Machine learning/Deep Learning/AI are fancy number crunchers and they can have some amazing results given good data, however, the first step is to properly understand your data so you can make informed decisions about what algorithms and data cleaning methods to use. One of the first things in understanding your data is to know what kind of data you have! Here are the 4 most common types of data that you will come across.

Nominal data

Nominal data is the least informative the four data types. These are variables with no inherent order or ranking sequence. “Nominal” scales could simply be called labels. All nominal scales are mutually exclusive and none of them have any numerical significance. An easy way to remember is that the “Nominal” sounds a lot like “name” and all nominal scales are a lot like names

Ordinal Data

Variables of an ordinal type can be differentiated by order (Rank, Position), but, the relative difference between them is not known. Ordinal data is a categorical type. “Ordinal” is easy to remember because is sounds like “order” and that’s the key to remember with “ordinal scales”–it is the order that matters, but that’s all you really get from these.

Interval Data

Interval scales are numerical scales where we know the order and exact differences between values. The classic example of an interval scale is Celsius temperature. The difference between 60 and 50 degrees is a measurable 10 degrees, as is the difference between 80 and 70 degrees. There is however no true zero and it is impossible to compute ratios.

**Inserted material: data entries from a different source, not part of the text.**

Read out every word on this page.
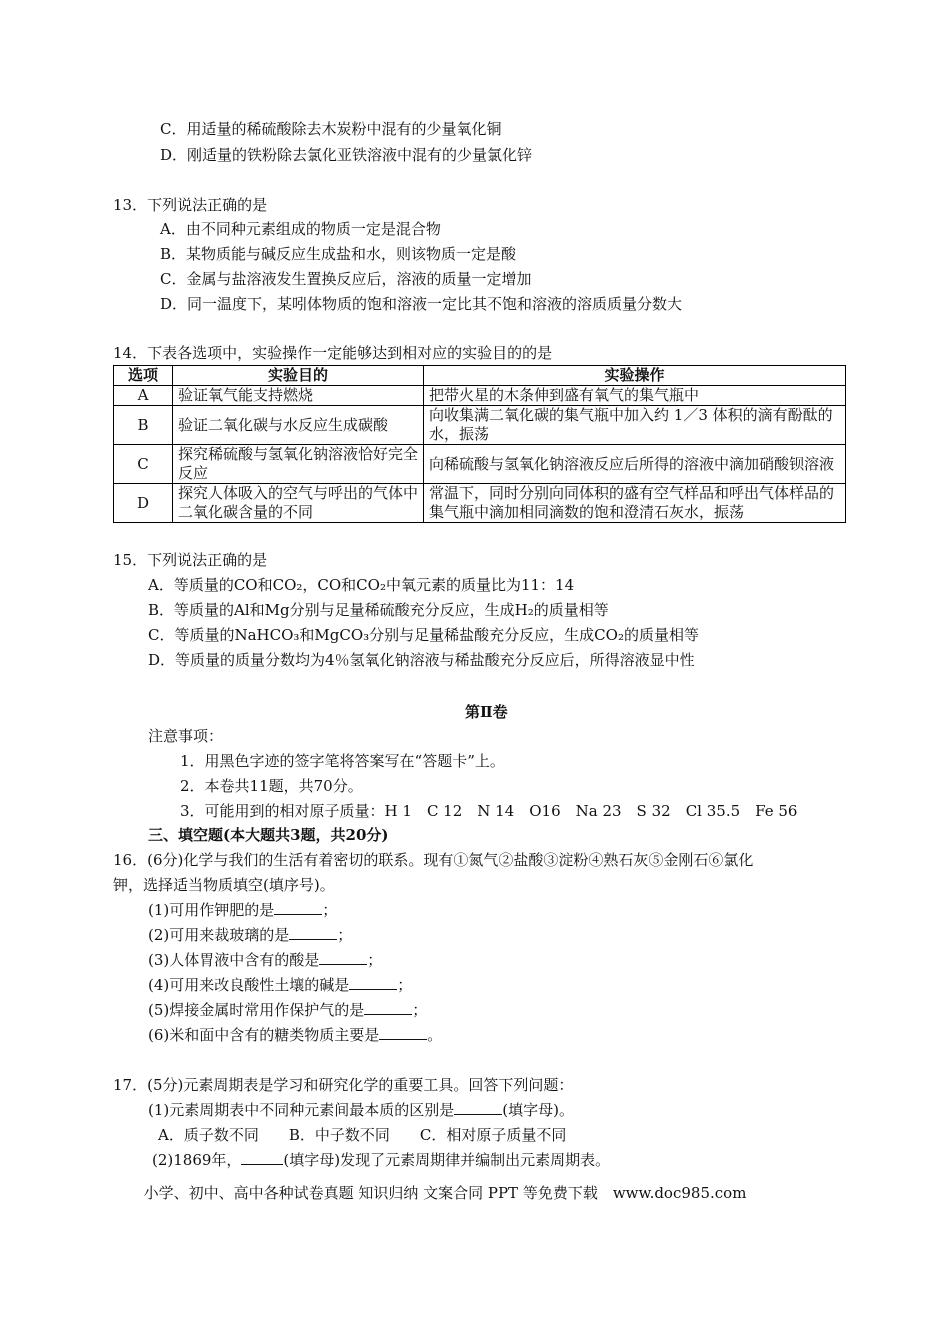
C．用适量的稀硫酸除去木炭粉中混有的少量氧化铜
D．刚适量的铁粉除去氯化亚铁溶液中混有的少量氯化锌
13．下列说法正确的是
A．由不同种元素组成的物质一定是混合物
B．某物质能与碱反应生成盐和水，则该物质一定是酸
C．金属与盐溶液发生置换反应后，溶液的质量一定增加
D．同一温度下，某吲体物质的饱和溶液一定比其不饱和溶液的溶质质量分数大
14．下表各选项中，实验操作一定能够达到相对应的实验目的的是
选项	实验目的	实验操作
A	验证氧气能支持燃烧	把带火星的木条伸到盛有氧气的集气瓶中
B	验证二氧化碳与水反应生成碳酸	向收集满二氧化碳的集气瓶中加入约 1／3 体积的滴有酚酞的水，振荡
C	探究稀硫酸与氢氧化钠溶液恰好完全反应	向稀硫酸与氢氧化钠溶液反应后所得的溶液中滴加硝酸钡溶液
D	探究人体吸入的空气与呼出的气体中二氧化碳含量的不同	常温下，同时分别向同体积的盛有空气样品和呼出气体样品的集气瓶中滴加相同滴数的饱和澄清石灰水，振荡
15．下列说法正确的是
A．等质量的CO和CO₂，CO和CO₂中氧元素的质量比为11：14
B．等质量的Al和Mg分别与足量稀硫酸充分反应，生成H₂的质量相等
C．等质量的NaHCO₃和MgCO₃分别与足量稀盐酸充分反应，生成CO₂的质量相等
D．等质量的质量分数均为4％氢氧化钠溶液与稀盐酸充分反应后，所得溶液显中性
第Ⅱ卷
注意事项：
1．用黑色字迹的签字笔将答案写在“答题卡”上。
2．本卷共11题，共70分。
3．可能用到的相对原子质量：H 1　C 12　N 14　O16　Na 23　S 32　Cl 35.5　Fe 56
三、填空题(本大题共3题，共20分)
16．(6分)化学与我们的生活有着密切的联系。现有①氮气②盐酸③淀粉④熟石灰⑤金刚石⑥氯化
钾，选择适当物质填空(填序号)。
(1)可用作钾肥的是	；
(2)可用来裁玻璃的是	；
(3)人体胃液中含有的酸是	；
(4)可用来改良酸性土壤的碱是	；
(5)焊接金属时常用作保护气的是	；
(6)米和面中含有的糖类物质主要是	。
17．(5分)元素周期表是学习和研究化学的重要工具。回答下列问题：
(1)元素周期表中不同种元素间最本质的区别是	(填字母)。
A．质子数不同　　B．中子数不同　　C．相对原子质量不同
(2)1869年，	(填字母)发现了元素周期律并编制出元素周期表。
小学、初中、高中各种试卷真题 知识归纳 文案合同 PPT 等免费下载　www.doc985.com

Interval scales are nice because the realm of statistical analysis on these data sets opens up. You can measure the mode, median, mean, and standard deviation. Like the others, you can remember the key points of an “interval scale” pretty easily. “Interval” itself means “space in between,” which is the important thing to remember–interval scales not only tell us about order, but also about the value between each item.

Ratio Data

Ratio scales are the ultimate nirvana when it comes to measurement scales because they tell us about the order, they tell us the exact value between units, AND they also have an absolute zero–which allows for a wide range of both descriptive and inferential statistics to be applied. At the risk of repeating myself, everything above about interval data applies to ratio scales + ratio scales have a clear definition of zero. Good examples of ratio variables include height and weight.

Ratio scales provide a wealth of possibilities when it comes to statistical analysis. These variables can be meaningfully added, subtracted, multiplied, divided (ratios). Central tendency can be measured by mode, median, or mean; measures of dispersion, such as standard deviation and coefficient of variation can also be calculated from ratio scales.

Summary

In summary, nominal variables are used to “name,” or label a series of values. Ordinal scales provide good information about the order of choices, such as in a customer satisfaction survey. Interval scales give us the order of values + the ability to quantify the difference between each one. Finally, Ratio scales give us the ultimate–order, interval values, plus the ability to calculate ratios since a “true zero” can be defined.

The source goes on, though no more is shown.